Deux termes sont omniprésents dans l’esprit des investisseurs depuis le début de l’année : « récession » et « inflation ». Plus l’inflation américaine augmente, plus les investisseurs se disent qu’une récession est peut-être nécessaire pour ramener le rythme d’augmentation des dépenses de consommation personnelle de base (PCE) vers l’objectif de la Réserve fédérale de 2 %.
Sans surprises, les recherches du terme « récession » sur Google ont atteint un pic immédiatement après la décision (abrupte) de la Fed de relever les taux directeurs de 75 pb, au lieu des 50 pb prévus lors de sa dernière réunion (cf. Graphique 1).

Les articles de presse se font de plus en plus souvent l’écho d’enquêtes menées auprès d’investisseurs, d’économistes et de directeurs généraux, dont la majorité prévoient une récession en 2023. Nombre d’entre eux voient dans le « marché baissier » des actions américaines le signe le plus évident d’un ralentissement économique imminent.
Il est également facile, si on le souhaite, de mettre en avant des chiffres indiquant une faible probabilité de récession.

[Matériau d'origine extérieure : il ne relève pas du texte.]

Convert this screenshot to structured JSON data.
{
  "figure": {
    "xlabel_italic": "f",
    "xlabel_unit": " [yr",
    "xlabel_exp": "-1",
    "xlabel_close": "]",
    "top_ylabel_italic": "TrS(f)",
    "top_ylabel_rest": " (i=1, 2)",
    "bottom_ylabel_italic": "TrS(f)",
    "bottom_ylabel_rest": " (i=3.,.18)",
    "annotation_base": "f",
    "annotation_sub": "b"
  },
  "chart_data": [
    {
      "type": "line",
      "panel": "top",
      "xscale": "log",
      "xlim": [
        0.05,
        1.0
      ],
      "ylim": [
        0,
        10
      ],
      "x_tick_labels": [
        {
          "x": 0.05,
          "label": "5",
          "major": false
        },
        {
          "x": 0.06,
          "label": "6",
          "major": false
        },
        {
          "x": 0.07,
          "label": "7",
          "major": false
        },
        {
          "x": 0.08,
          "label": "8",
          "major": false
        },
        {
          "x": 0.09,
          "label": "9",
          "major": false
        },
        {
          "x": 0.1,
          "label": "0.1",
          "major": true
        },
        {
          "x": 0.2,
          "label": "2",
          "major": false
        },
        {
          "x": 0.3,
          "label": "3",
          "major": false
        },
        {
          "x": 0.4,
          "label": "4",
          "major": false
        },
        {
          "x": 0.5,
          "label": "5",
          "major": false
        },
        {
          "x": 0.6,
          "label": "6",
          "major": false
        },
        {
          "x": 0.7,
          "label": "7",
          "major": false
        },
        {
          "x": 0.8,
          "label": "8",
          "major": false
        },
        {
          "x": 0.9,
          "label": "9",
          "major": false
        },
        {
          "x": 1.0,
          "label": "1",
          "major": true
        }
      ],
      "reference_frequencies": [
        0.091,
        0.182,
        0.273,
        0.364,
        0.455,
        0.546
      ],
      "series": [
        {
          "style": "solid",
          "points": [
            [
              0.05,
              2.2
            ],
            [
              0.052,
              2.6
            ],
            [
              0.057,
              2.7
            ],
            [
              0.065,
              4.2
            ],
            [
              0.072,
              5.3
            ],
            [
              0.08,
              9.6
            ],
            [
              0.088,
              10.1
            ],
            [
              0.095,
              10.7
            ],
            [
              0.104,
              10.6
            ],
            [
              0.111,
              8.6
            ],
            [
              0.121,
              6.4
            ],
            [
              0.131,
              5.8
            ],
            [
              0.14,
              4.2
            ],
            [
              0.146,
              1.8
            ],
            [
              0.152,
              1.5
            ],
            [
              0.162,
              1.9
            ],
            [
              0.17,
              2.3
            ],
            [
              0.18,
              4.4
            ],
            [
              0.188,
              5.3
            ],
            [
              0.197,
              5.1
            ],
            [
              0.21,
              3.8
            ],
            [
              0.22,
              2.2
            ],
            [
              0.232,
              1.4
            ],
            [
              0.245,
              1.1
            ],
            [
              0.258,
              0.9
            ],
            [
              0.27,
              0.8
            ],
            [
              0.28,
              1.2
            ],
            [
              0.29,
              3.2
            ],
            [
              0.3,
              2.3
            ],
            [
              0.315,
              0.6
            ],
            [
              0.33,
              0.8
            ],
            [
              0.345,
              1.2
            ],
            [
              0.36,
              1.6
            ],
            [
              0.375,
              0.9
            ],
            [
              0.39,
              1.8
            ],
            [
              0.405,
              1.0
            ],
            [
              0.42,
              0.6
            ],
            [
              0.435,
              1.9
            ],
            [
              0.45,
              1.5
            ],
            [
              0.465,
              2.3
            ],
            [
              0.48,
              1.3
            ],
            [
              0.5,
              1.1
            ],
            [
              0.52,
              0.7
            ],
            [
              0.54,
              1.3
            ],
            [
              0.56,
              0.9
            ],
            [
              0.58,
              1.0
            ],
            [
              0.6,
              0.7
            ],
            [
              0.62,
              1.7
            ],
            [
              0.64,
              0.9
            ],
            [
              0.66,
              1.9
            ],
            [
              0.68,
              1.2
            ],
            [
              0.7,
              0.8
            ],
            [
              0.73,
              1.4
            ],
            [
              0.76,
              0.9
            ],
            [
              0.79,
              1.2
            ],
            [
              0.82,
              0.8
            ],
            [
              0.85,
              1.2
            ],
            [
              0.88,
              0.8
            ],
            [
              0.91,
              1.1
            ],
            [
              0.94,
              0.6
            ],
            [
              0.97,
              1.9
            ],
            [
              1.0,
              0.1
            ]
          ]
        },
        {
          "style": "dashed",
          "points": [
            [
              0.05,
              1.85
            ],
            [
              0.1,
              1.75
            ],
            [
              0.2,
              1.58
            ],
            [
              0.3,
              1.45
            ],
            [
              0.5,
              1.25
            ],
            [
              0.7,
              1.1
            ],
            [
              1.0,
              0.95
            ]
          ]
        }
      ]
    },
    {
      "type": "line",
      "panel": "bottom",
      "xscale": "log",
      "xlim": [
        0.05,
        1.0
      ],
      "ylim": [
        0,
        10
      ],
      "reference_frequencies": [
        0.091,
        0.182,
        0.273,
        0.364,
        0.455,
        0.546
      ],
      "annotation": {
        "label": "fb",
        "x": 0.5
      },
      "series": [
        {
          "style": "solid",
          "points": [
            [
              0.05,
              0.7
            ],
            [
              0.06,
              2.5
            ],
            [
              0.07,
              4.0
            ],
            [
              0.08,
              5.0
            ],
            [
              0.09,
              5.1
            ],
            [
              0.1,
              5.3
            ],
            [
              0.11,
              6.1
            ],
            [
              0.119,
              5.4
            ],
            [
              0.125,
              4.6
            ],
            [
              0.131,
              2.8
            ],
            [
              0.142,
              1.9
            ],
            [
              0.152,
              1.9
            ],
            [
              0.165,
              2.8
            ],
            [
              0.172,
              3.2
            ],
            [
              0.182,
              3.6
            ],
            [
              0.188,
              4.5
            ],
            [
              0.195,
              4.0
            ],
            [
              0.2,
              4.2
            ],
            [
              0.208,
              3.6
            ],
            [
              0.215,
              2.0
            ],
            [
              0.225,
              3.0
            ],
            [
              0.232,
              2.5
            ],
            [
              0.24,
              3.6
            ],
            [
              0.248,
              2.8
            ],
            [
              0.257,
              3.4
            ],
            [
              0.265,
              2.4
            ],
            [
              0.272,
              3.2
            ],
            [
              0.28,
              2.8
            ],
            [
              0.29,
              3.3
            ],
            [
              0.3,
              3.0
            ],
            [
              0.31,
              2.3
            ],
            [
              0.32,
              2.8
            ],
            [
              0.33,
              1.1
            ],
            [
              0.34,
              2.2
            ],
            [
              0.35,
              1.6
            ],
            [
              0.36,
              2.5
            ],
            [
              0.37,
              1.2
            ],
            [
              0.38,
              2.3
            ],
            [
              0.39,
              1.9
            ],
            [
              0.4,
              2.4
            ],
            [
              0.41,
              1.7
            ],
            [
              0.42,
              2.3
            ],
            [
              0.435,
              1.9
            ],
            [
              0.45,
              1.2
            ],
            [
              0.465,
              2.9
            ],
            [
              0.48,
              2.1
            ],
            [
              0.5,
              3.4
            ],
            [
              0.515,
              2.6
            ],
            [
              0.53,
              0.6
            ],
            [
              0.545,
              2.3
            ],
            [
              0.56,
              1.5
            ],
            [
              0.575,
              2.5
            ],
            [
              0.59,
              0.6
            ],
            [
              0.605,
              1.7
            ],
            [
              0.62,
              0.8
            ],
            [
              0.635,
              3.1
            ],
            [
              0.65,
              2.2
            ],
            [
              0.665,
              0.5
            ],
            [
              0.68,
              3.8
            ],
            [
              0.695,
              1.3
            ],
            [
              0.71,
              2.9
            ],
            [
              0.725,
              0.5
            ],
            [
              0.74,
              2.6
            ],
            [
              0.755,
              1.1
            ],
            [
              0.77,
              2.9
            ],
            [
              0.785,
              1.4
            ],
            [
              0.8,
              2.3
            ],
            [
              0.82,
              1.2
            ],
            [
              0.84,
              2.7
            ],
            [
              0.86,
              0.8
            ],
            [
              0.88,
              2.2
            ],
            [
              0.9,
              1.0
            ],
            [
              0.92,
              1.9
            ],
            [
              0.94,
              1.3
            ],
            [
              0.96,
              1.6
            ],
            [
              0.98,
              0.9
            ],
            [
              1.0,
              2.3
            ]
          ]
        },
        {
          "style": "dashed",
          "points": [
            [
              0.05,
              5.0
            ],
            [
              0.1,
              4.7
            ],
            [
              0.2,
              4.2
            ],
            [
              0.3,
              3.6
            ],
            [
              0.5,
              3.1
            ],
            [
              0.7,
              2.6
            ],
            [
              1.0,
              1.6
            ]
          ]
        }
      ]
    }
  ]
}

Bien que le président de la Fed, Jerome Powell, ait reconnu le risque de récession, les projections de la banque centrale américaine concernant la croissance du PIB laissent augurer une expansion allant de 1,7 % à 1,9 % au cours des années à venir, alors que l’inflation devrait progressivement renouer avec l’objectif de la Fed (niveau typique d’un « atterrissage en douceur »).
Selon Bloomberg, le consensus des économistes estime que la croissance trimestrielle du PIB ne tombera jamais en dessous de 1,6 % (sur une base annualisée) d’ici à la fin de 2023 (cf. Graphique 2).
Quel est le mot le plus prononcé sur les marchés ?
Selon les perspectives des marchés obligataires, seul un faible pourcentage de la courbe des taux est inversé. Un niveau nettement inférieur à celui qui indiquerait en temps normal l’approche d’une récession. Les rendements du Trésor à 10 ans ont baissé par rapport aux 3,5 % atteints à la mi-juin, mais ils restent supérieurs à 3 %.
Même le marché actions n’anticipe pas de récession. S’il est vrai que le marché a subi une forte correction cette année (avec un repli de 23 % à la mi-juin), cette tendance s’est accompagnée d’une augmentation des prévisions de bénéfices. En période de récession, les bénéfices diminuent généralement de près de 20 %. Ce scénario se traduit la plupart du temps par une baisse proportionnelle du niveau des indices actions.
L’augmentation des bénéfices prévus a certes été le fait des entreprises du secteur des matières premières, mais même en les excluant, les révisions à la baisse ont été très modestes (environ 2 % seulement). Pour 2022 et 2023, la croissance moyenne des bénéfices est toujours attendue aux alentours de 8 % (en incluant et en excluant les secteurs des matières premières).
Une récession ou une baisse de l’inflation ?
Toutefois, si les craintes de récession se concrétisent, l’optimisme qui prévaut actuellement sur les marchés actions a peu de chances de durer.
Pour atteindre l’objectif d’inflation de la Fed, l’inflation du PCE devra baisser de 6,5 points de pourcentage, contre un niveau actuel de 8,5 %. Les marchés pensent désormais que les taux des fonds fédéraux finiront par atteindre 3,5 %. Historiquement, des variations de cette ampleur ont correspondu à des baisses de l’indice S&P 500 d’environ 30 %.
Le scénario le plus favorable serait que la Fed n’ait pas besoin d’augmenter les taux d’intérêt de manière aussi importante pour comprimer la demande et ainsi faire baisser l’inflation. Les pressions inflationnistes pourraient finir par se dissiper, mais il faudrait pour cela que les tensions géopolitiques découlant du conflit en Ukraine s’apaisent et permettent aux prix du pétrole et du gaz de baisser, et que l’économie chinoise redémarre de manière durable afin de résorber les goulets d’étranglement des chaînes d’approvisionnement.
Tout dépendra de la trajectoire de l’inflation dans les mois à venir.